I think we are far better at assessing and managing risk than to require that sort of attenuated response.

You/we cannot be sure you/we won't be one of the several thousand cyclists killed or seriously injured on our roads each year. And yet you/we still ride.
 

KneesUp

Guru
That is not a logical conclusion but rather an example of reductio ad absurdam surely?

I think we are far better at assessing and managing risk than to require that sort of attenuated response.

You/we cannot be sure you/we won't be one of the several thousand cyclists killed or seriously injured on our roads each year. And yet you/we still ride.
But you're ruling out the possibility that there can be a crash between a cyclist and a pedestrian in which the pedestrian is at fault - which means you *must* have concluded that in any situation where the two collie, the rider wasn't paying enough attention, even if the pedestrian leapt out at them from a concealed location. As we can never rule this out completely, the only way to be totally sure you are never at fault is not to ride a bike.

It's your complete reluctance to accept that a pedestrian can ever have any fault that leads to the absurd conclusion that one cannot ride at all.
 

theclaud

Openly Marxist
Location
Swansea
You can never know what pedestrians will do with absolute certainty. Now matter how sure you are, you can never be totally sure - so by the logic of the post you quoted above, you should always make some allowance for that uncertainty. This much I agree with.

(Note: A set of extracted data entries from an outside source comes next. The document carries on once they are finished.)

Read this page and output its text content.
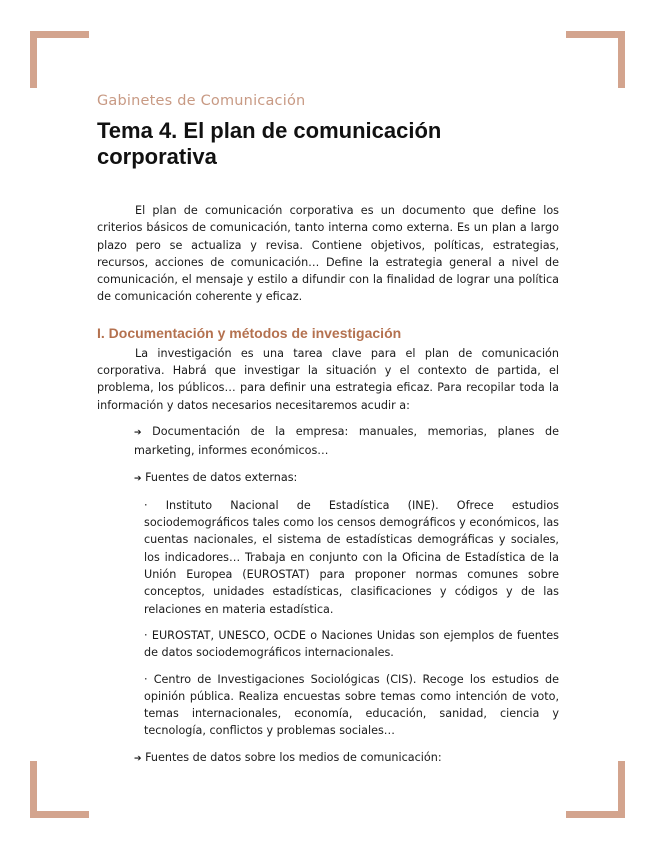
Gabinetes de Comunicación
Tema 4. El plan de comunicación corporativa

El plan de comunicación corporativa es un documento que define los criterios básicos de comunicación, tanto interna como externa. Es un plan a largo plazo pero se actualiza y revisa. Contiene objetivos, políticas, estrategias, recursos, acciones de comunicación… Define la estrategia general a nivel de comunicación, el mensaje y estilo a difundir con la finalidad de lograr una política de comunicación coherente y eficaz.

I. Documentación y métodos de investigación

La investigación es una tarea clave para el plan de comunicación corporativa. Habrá que investigar la situación y el contexto de partida, el problema, los públicos… para definir una estrategia eficaz. Para recopilar toda la información y datos necesarios necesitaremos acudir a:

➔ Documentación de la empresa: manuales, memorias, planes de marketing, informes económicos…

➔ Fuentes de datos externas:

· Instituto Nacional de Estadística (INE). Ofrece estudios sociodemográficos tales como los censos demográficos y económicos, las cuentas nacionales, el sistema de estadísticas demográficas y sociales, los indicadores… Trabaja en conjunto con la Oficina de Estadística de la Unión Europea (EUROSTAT) para proponer normas comunes sobre conceptos, unidades estadísticas, clasificaciones y códigos y de las relaciones en materia estadística.

· EUROSTAT, UNESCO, OCDE o Naciones Unidas son ejemplos de fuentes de datos sociodemográficos internacionales.

· Centro de Investigaciones Sociológicas (CIS). Recoge los estudios de opinión pública. Realiza encuestas sobre temas como intención de voto, temas internacionales, economía, educación, sanidad, ciencia y tecnología, conflictos y problemas sociales…

➔ Fuentes de datos sobre los medios de comunicación:
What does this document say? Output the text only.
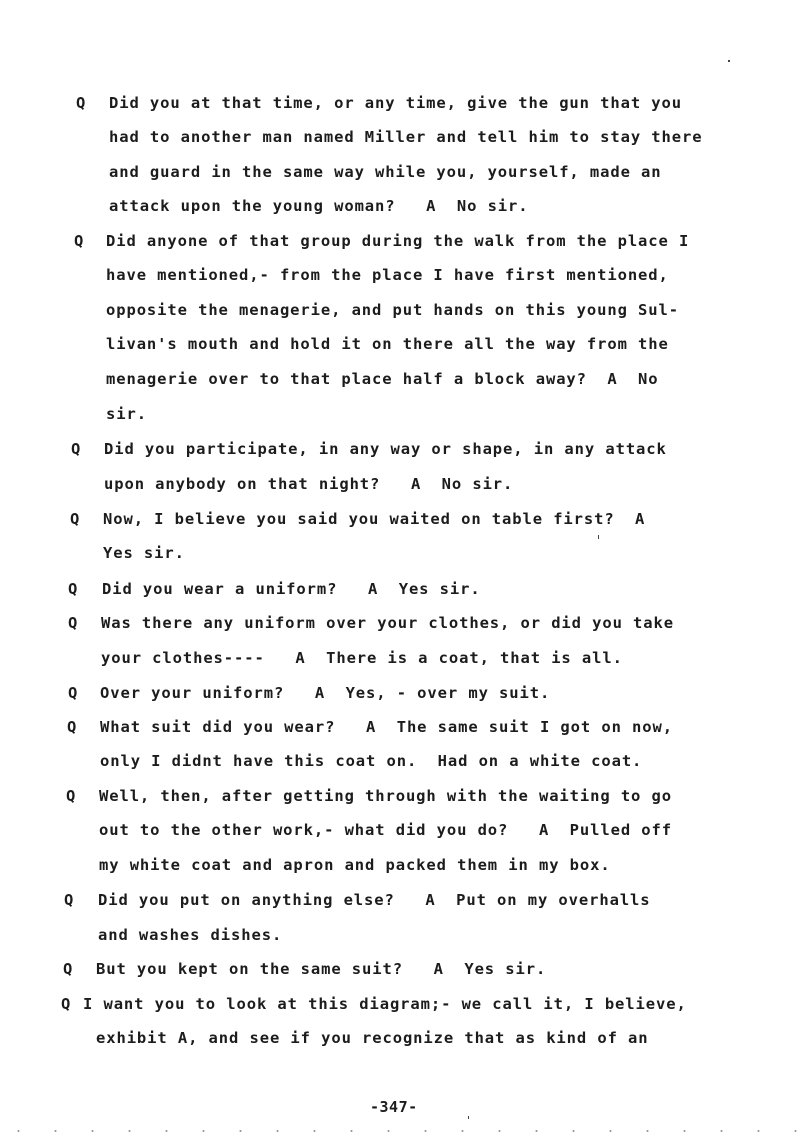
Q Did you at that time, or any time, give the gun that you
had to another man named Miller and tell him to stay there
and guard in the same way while you, yourself, made an
attack upon the young woman?   A  No sir.
Q Did anyone of that group during the walk from the place I
have mentioned,- from the place I have first mentioned,
opposite the menagerie, and put hands on this young Sul-
livan's mouth and hold it on there all the way from the
menagerie over to that place half a block away?  A  No
sir.
Q Did you participate, in any way or shape, in any attack
upon anybody on that night?   A  No sir.
Q Now, I believe you said you waited on table first?  A
Yes sir.
Q Did you wear a uniform?   A  Yes sir.
Q Was there any uniform over your clothes, or did you take
your clothes----   A  There is a coat, that is all.
Q Over your uniform?   A  Yes, - over my suit.
Q What suit did you wear?   A  The same suit I got on now,
only I didnt have this coat on.  Had on a white coat.
Q Well, then, after getting through with the waiting to go
out to the other work,- what did you do?   A  Pulled off
my white coat and apron and packed them in my box.
Q Did you put on anything else?   A  Put on my overhalls
and washes dishes.
Q But you kept on the same suit?   A  Yes sir.
Q I want you to look at this diagram;- we call it, I believe,
exhibit A, and see if you recognize that as kind of an
-347-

The point is that given that you can never be totally sure, there is a chance that the amount of 'allowance' you are making is incorrect - which you seem to be saying means that any incident will be the fault of the cyclist because you seem to think the pedestrian has no responsibility at all.

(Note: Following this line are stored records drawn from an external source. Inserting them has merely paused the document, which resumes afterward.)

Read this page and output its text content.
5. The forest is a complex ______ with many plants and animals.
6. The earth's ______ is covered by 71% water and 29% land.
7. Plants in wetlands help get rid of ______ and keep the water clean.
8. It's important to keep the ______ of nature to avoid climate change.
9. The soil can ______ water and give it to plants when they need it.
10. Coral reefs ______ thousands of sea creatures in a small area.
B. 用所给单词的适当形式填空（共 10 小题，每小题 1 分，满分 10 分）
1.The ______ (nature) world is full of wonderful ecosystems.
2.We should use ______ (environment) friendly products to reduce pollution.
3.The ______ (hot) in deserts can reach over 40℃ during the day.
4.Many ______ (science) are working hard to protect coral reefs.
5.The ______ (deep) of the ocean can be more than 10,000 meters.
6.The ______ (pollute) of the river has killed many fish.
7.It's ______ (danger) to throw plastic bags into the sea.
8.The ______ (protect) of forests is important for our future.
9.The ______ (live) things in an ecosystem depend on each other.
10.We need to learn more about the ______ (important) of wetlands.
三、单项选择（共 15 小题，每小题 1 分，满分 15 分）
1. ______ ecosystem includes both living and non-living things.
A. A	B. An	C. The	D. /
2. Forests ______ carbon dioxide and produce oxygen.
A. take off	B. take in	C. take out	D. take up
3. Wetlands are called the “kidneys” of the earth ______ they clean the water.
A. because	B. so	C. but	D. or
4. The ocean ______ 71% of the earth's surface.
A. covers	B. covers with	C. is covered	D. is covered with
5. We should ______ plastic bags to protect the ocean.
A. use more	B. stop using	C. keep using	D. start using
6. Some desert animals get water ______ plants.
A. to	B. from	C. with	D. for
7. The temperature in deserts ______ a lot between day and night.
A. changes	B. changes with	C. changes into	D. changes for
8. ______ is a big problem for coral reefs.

But the logical conclusion of the post you quoted is that unless you are totally sure that no-one is going to leap out in front of you, you should ride at walking speed or slower. And given that one can never be totally sure that won't happen, I might as well hang my bike on the wall and call it art.

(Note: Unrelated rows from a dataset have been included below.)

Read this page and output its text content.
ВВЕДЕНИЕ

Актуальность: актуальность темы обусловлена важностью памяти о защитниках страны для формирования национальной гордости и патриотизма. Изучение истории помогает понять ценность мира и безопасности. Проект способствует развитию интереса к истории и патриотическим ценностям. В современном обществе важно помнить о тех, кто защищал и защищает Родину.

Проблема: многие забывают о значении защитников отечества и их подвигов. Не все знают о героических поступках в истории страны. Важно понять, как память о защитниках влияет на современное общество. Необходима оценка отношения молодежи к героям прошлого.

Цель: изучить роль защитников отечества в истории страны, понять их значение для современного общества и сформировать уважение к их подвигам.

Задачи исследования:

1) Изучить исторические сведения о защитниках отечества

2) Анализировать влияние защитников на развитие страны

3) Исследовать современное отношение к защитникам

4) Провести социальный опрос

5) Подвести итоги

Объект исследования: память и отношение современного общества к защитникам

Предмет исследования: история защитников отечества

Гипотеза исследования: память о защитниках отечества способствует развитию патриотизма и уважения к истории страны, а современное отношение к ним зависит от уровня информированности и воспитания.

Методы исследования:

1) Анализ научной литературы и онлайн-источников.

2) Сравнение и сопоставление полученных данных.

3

Presumably you actually ride a bike already, so unless you are either very lucky or actively bullying people out of your way, then you are probably making such allowances every day. If you fear you are likely to hit someone, then you probably need to be making more. If you are overconfident of your abilities and hit someone as a result, it's your fault. If you're confident you have the skills, then you might (for example) judge it likely, when a gang of teenagers are larking about on the nearside pavement and you are batting along at 25mph, that one of them might drift or be bounced into the road. So perhaps you check your right shoulder to see what will be overtaking you at the moment you will need to pass them, hold off the would-be overtaker with a hand gesture, and pull out very wide whilst simultaneously taking account of any oncoming or forward hazards. Then you can hold your speed. If you can't manage doing whatever it takes to create the space to pass them wide, then pass them nearer but slow down accordingly. The closer you take it, the slower you'll need to go and the more ready you'll need to be to hit the brakes, plus if you're squeezed between them and other traffic you're no longer taking control of your lane so you will probably worrying more about the car behind. You could even ride on the pavement, but then you'd probably be stuck behind a gaggle of annoying teenagers. The point is that none of this is their problem.
 

GrumpyGregry

Here for rides.
But you're ruling out the possibility that there can be a crash between a cyclist and a pedestrian in which the pedestrian is at fault - which means you *must* have concluded that in any situation where the two collie, the rider wasn't paying enough attention, even if the pedestrian leapt out at them from a concealed location. As we can never rule this out completely, the only way to be totally sure you are never at fault is not to ride a bike.

It's your complete reluctance to accept that a pedestrian can ever have any fault that leads to the absurd conclusion that one cannot ride at all.